Terminology management is critical for all businesses, large or small, and in any industry. It can have a dramatic and immediate impact on your bottom line. And that impact is often felt even more if your goal is to expand your multilingual footprint.
Even so, we know it can be challenging to make the upfront investment of time and resources required — especially if you’re unsure how to take those first steps.
In this webinar, Uwe Muegge, the Head of Terminology at Facebook, explains how to get started with terminology management. He discusses what terminology management is and why it matters. And he shares some best practices for building a solid terminology management program.
Watch the session below
What Is Terminology Management?
In a business context, a term is a word or phrase that matters to your organization. Terminology management is the process of providing guidance on word choice to authors and translators.
As Muegge explains, he and his team help content creators throughout the entire life cycle, from authors to reviewers to translators to translation editors, choose the right words efficiently.
Central to achieving that goal is building termbases. But it also involves creating product naming conventions and descriptions, writing style guides, and configuring automatic terminology and style checkers. Finally, his team provides training on how to take full advantage of these resources to anyone involved in content creation.
Why Terminology Management Matters
Terminology management is often considered a nice-to-have or only a translation challenge. Therefore, it’s easy to let it slide down the list of priorities. However, there are several benefits to managing terminology that have company-wide ramifications.
It improves consistency.
Creating tools that guide writers and translators on proper word choice will help ensure your preferred terminology is used everywhere and by everyone. That will, in turn, improve both the quality of your product and your customers’ experience.
It can accelerate your time to market.
Terminology issues create friction, both in the authoring process and in the translation process.
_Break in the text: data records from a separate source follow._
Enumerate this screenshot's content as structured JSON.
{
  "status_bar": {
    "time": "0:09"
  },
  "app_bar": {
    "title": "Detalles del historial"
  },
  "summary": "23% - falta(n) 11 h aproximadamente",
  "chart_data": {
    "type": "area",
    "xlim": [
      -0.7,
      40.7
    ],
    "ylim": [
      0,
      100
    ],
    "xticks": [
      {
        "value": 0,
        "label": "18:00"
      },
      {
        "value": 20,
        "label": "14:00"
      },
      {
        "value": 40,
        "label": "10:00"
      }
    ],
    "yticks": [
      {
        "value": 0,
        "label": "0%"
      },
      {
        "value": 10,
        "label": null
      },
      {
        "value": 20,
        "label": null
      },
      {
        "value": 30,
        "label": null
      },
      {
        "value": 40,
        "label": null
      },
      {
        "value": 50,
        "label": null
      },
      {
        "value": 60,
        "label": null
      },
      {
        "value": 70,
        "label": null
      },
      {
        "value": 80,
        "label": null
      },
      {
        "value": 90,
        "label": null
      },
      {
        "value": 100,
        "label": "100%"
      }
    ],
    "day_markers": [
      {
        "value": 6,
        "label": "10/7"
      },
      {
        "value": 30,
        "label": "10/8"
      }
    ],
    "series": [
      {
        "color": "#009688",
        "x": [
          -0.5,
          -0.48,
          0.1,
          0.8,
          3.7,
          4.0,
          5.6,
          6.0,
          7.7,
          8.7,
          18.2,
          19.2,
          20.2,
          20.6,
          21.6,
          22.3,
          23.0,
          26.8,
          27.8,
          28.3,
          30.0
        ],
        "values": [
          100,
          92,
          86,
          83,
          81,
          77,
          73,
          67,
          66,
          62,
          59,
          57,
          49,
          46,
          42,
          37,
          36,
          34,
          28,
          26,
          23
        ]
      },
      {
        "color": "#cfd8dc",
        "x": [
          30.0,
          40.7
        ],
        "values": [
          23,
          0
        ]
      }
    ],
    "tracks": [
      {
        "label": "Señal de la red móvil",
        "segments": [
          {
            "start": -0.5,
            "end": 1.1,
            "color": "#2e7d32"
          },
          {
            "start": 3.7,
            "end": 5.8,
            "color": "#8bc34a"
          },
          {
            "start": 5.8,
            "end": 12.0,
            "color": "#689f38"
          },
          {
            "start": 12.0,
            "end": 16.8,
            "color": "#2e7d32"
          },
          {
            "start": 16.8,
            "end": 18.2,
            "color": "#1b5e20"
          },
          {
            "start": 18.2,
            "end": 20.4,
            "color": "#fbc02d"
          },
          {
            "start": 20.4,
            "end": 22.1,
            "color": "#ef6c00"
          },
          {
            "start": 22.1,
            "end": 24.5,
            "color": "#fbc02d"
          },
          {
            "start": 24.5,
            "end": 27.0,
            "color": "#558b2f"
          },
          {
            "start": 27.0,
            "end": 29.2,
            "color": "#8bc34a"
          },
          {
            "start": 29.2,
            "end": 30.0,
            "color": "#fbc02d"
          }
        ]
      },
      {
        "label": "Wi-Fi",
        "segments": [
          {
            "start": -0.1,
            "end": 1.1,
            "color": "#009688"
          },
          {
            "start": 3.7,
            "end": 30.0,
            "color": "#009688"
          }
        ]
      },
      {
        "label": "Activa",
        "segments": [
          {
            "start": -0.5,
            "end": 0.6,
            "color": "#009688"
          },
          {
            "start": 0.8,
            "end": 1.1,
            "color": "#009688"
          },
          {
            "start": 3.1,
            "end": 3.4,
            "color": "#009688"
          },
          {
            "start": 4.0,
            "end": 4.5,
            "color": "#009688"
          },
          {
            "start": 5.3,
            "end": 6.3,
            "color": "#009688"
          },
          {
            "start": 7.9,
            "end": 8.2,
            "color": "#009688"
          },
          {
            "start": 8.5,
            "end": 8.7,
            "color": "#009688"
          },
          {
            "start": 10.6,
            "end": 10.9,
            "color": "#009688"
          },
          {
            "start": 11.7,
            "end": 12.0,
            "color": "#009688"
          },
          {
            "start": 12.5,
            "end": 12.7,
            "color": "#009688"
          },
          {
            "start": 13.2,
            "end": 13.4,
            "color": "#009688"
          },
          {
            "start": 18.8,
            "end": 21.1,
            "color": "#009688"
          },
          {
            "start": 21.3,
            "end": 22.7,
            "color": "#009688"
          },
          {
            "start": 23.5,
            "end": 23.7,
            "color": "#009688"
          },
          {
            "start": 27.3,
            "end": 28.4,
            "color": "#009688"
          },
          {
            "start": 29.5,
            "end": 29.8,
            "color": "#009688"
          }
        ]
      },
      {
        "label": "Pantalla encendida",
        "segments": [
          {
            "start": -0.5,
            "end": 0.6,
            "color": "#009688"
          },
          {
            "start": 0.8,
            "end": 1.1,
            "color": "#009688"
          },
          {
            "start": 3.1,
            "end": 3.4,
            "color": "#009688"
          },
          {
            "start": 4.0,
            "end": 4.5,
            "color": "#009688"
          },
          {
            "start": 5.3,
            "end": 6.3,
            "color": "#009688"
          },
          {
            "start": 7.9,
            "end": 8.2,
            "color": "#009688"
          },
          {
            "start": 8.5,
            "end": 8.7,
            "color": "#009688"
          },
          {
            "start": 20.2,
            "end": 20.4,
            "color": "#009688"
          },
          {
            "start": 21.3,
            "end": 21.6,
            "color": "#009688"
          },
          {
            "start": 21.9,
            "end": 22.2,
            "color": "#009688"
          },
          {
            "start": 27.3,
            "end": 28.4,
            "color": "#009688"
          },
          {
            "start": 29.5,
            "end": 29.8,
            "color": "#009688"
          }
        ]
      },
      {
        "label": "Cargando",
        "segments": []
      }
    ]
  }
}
That means it takes longer than necessary to develop content in the source language, as well as in the target languages — and that may have a significant impact on your launch calendar.
It gives you a competitive advantage.
For many, translation is viewed as a commodity, a service that doesn’t differ much from one provider to another. However, managing terminology (and doing it well) results in faster turnaround times, improved consistency, and higher quality. And that will make you stand out and give you an edge over your competition.
It enables the use of inclusive language.
Many businesses are prioritizing inclusive language — both when engaging their customers and when communicating with their employees. Translation management helps authors and translators quickly adopt and consistently use respectful vocabulary across all content.
Tips for Getting Started With Terminology Management
A company-wide end-to-end terminology management program requires a substantial investment of time and resources — and, ideally, expert help from a trusted partner. But there are a few steps you can take on your own, even when time and resources are limited.
1. Buy yourself time.
Proper terminology management doesn’t only benefit a company’s localization efforts. That is all the more reason that localization managers looking to build a terminology management program should strive to get involved in the document life cycle earlier — ideally, in the content planning stage.
This also ensures you have ample time to compile a comprehensive, project-specific termbase, have it translated, and get feedback on those translations before the translation of your content begins.
2. Use what you already have.
Your company likely already has some terminology resources you can pull from. For example, individual authors and editors may have compiled their own personal glossaries to use when working on your content. And your legal department should keep a list of all your trademarks — which are important to include in any translation termbase.
3. Share what you have with your partners.
Once you find or create your termbase, store and maintain it on a shared drive. All relevant stakeholders within your company and all your external partners should have access to it. That includes authors, editors, software developers, and user experience (UX) writers, as well as your translation and localization vendors.
4. Pick a minor launch for your first terminology project.
A lower-profile launch can keep the pressure and stakes low. You and everyone else involved may have more leeway and opportunity to experiment with tools and processes.
5. Start by starting.
Start small and run a pilot project. Collect as much information as possible about the positive impact terminology management had. Then, share that information widely to build a business case for an organization-wide solution.